There are two rock sequences along the coast at Budleigh Salterton, the Pebble Beds and the "Otter Sandstone Formation". In the cliff face it is very apparent that both dip eastward. The "Budleigh Salterton Pebble Beds" are overlain by the sandstones that form the cliffs at Danger Point. Both sediments are markedly red, which indicates that they were formed in a desert in the hot dry climate of in the Triassic Period about 225 million years ago.

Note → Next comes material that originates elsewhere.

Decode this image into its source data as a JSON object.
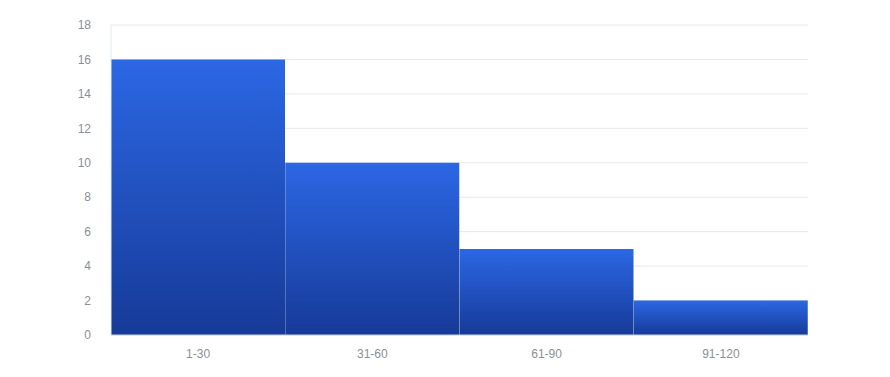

The coastal path, south of the village of Otterton on the peninsula of Otter Sandstone, has many viewpoints and headlands from which the cliffs can be seen. However, there is no safe access to the seaward shore on any of the stretch between the southern tip near Danger Point to Ladram Bay in the north. The vertical cliffs are not interrupted (cut) by streams valleys, hence the lack of shore-access. To study the coast accurately a boat is required. It is possible to travel along the shore from the mouth of the Otter river to Ladram Bay near Otterton at very low tides but the beach is mostly covered with massive boulders of fallen sandstone, many very slippery because the more ferruginous nature of the rocks encourage algal growth. The embayments mean that there is always a risk of being cut off between headlands by even a slight rise in local sea level or weather conditions such as a wind blowing on shore. The most critical point is at Danger Point itself - hence its helpfully descriptive name! There are four other headlands which make this 4 km (3 mile) scramble continuously anxiety-provoking. However, the danger means the littoral ecology of the whole stretch is virtually untouched and very close to what can be inferred to be 'natural'. This includes impressively numerous gastropod populations with some unusually large specimens on show - (Patella spp & Littorina spp) and some red algae(such as Gigartina & Corallina ) which are fairly rare elsewhere on the south coast. There are some normal faults cutting the 100m cliffs further north closer to Ladram Bay and a lot of post-diagenetic mineralisation along joints, as well as some truncated coarse cross-bedding and what appear to be fossil levees seen in cross-section

Fossils from the Triassic period are extremely rare. Although normally only fossil fragments are found, the sandstones at Danger Point have yielded excellent discoveries, such as the Beaked Lizard, known as Rhynchosaur.